While a blow for patients and physicians, the NGF inhibitor story has led to some positives, said rheumatologist Professor Flavia Cicuttini, from Monash University.

“Osteoarthritis remains a major area of unmet need. Although it is disappointing that another potential treatment for OA has been discontinued, there are also important learnings we can take from the work on NGF inhibitors in OA,” said Professor Cicuttini.

Professor Cicuttini said that while it may seem like a success to see patients with significant and rapid pain reduction that enabled them to suddenly do things they previously couldn’t, it came at a price. The muscles around the joint, weakened by lack of use due to pain, were less able to protect the joint and buffer it from microinjuries and microtrauma caused by undue stress, she said. 

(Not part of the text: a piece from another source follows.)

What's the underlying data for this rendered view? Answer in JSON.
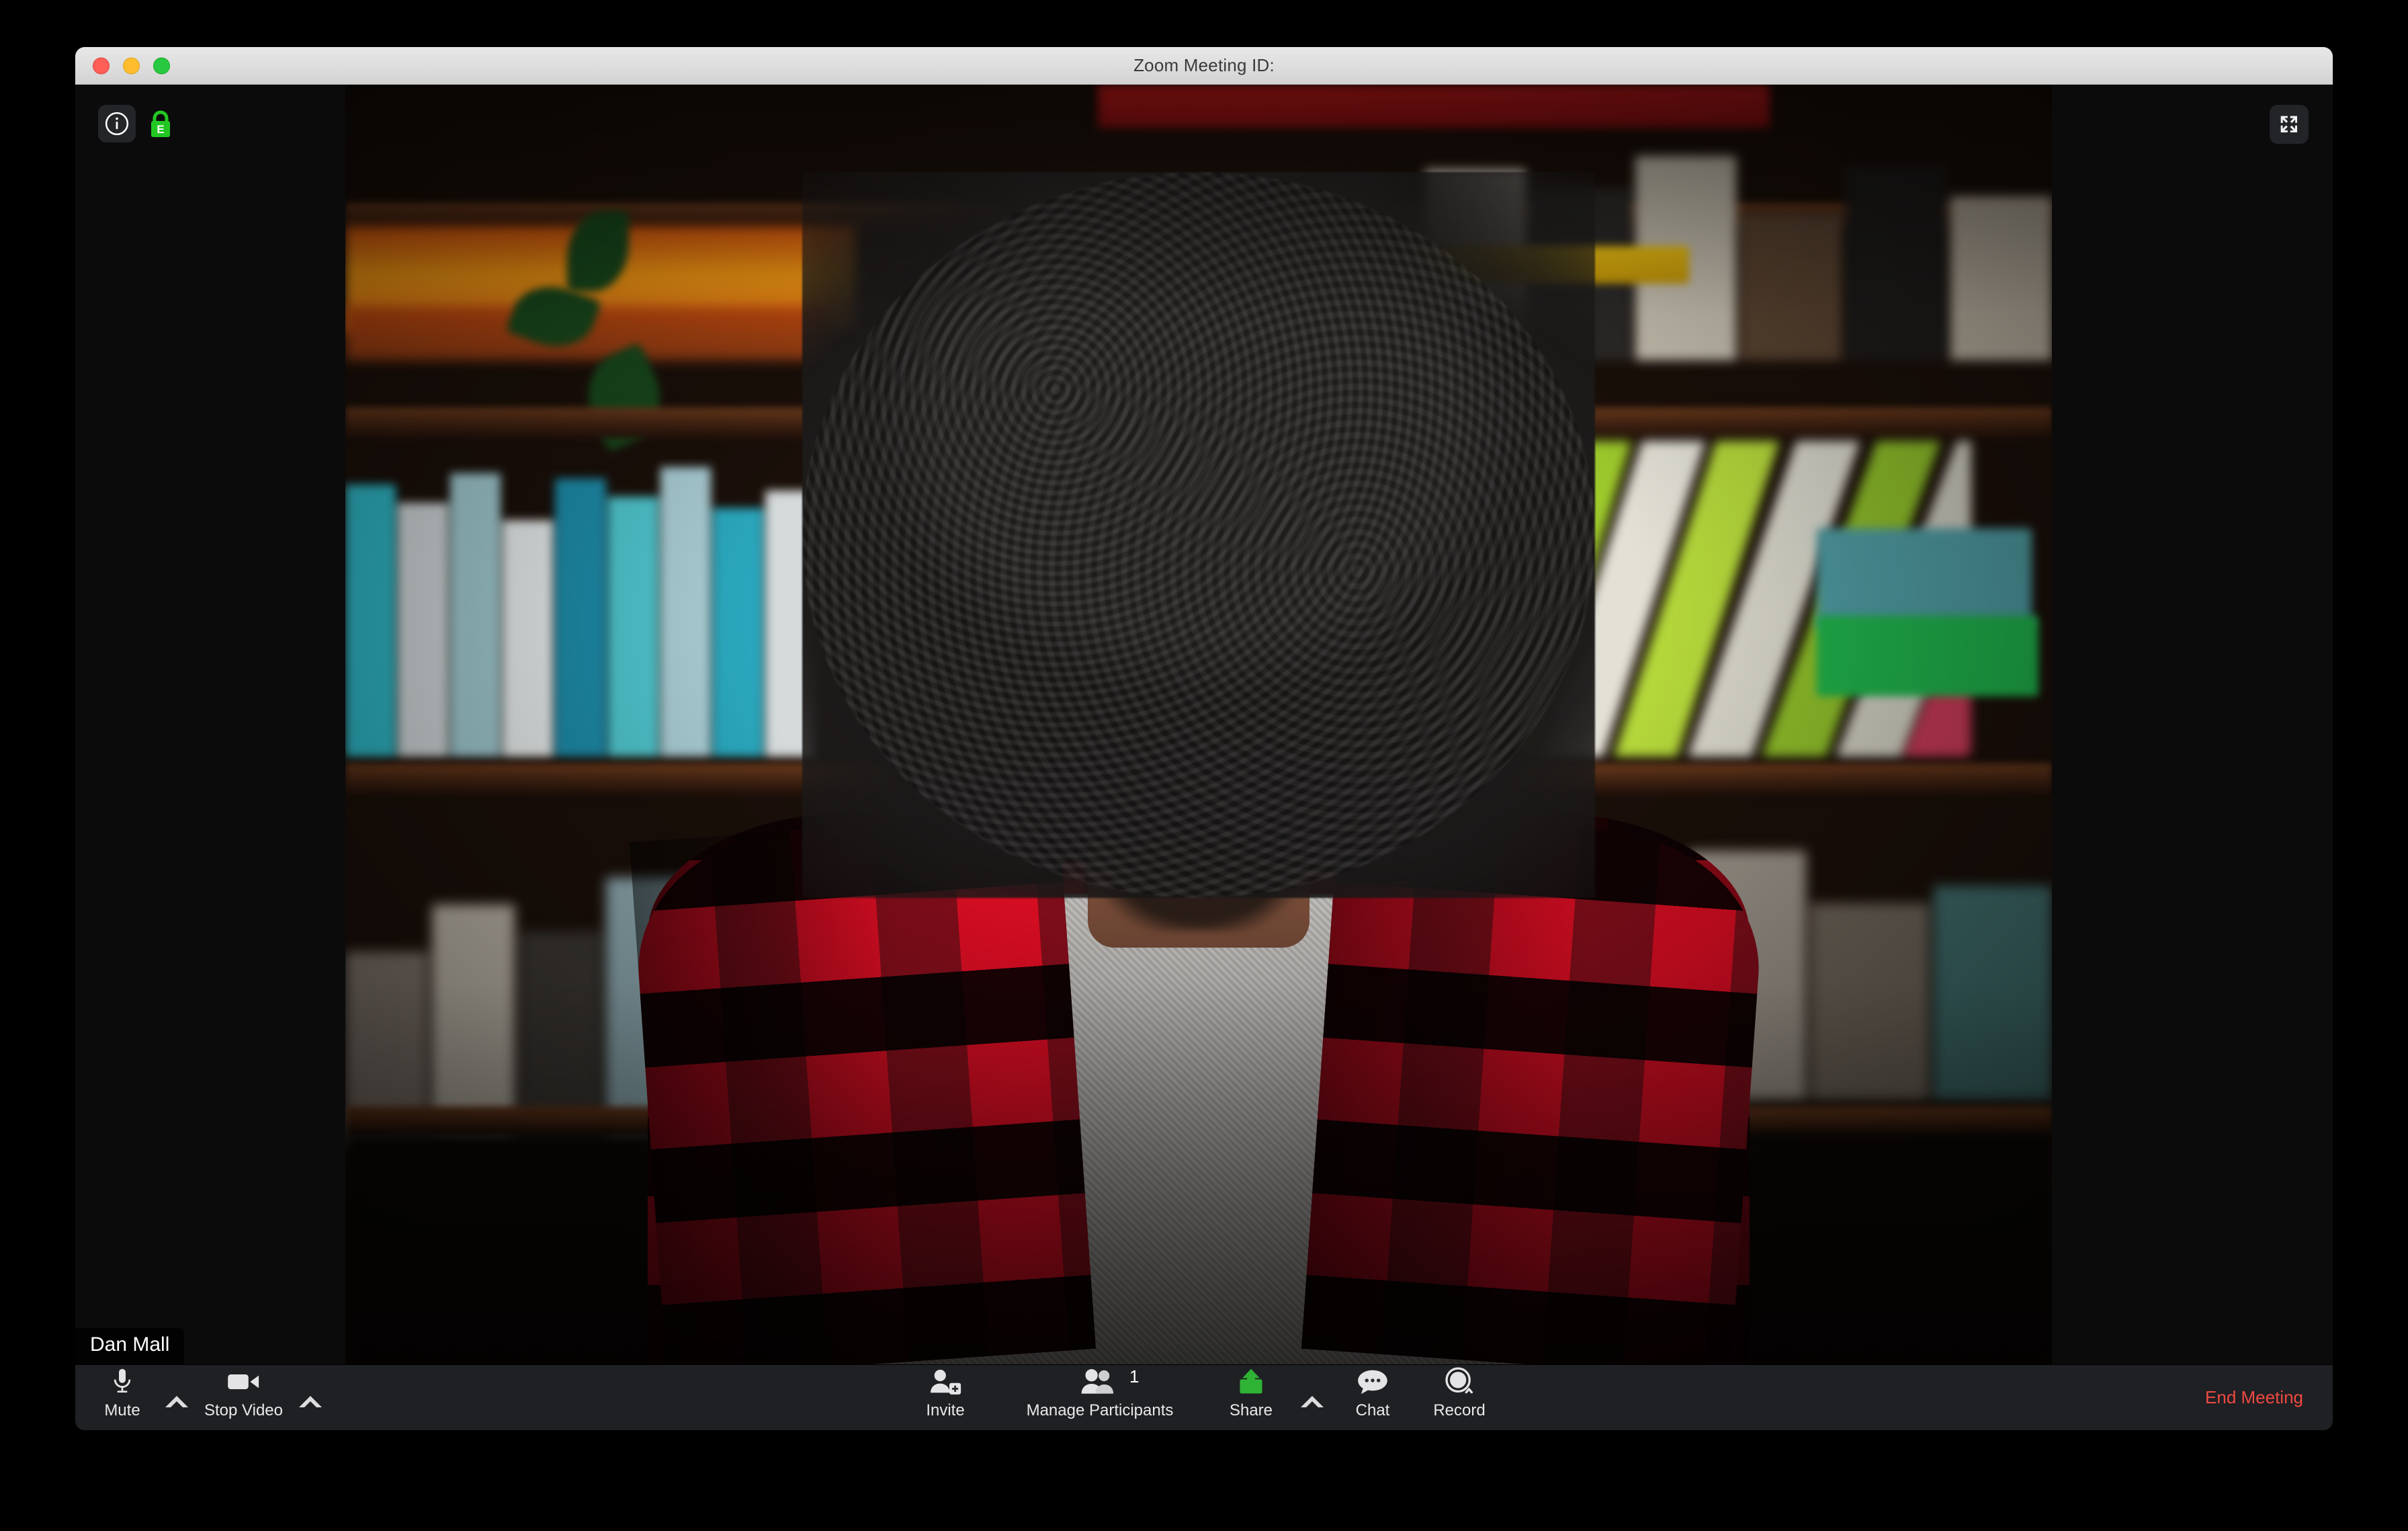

“Although pain is a nuisance, it also provides a protective mechanism, something we learnt from Charcot joints,” said Professor Cicuttini. “In OA, it is important to gradually increase activity in parallel with pain reduction so that muscles strengthen, protecting the joint as activity increases further.”

“The take home message from the NGF inhibitor story is that OA is a chronic disease that occurs over decades, so quick fixes are unlikely to succeed.

“We now have a much better understanding of the pathogenesis of OA and this provides a framework for better approaches to targeting therapies in OA in the context of the health of the whole joint. This will result in improved patient-related outcomes in OA,” said Professor Cicuttini.

As for the future of NGF inhibitors, with one still reportedly in development, the way ahead is unclear.

“It is difficult to say for certain what this means for other NGF inhibitors but the safety concerns – largely related to rapidly progressive osteoarthritis – were not unique to this particular agent,” said Professor Hunter.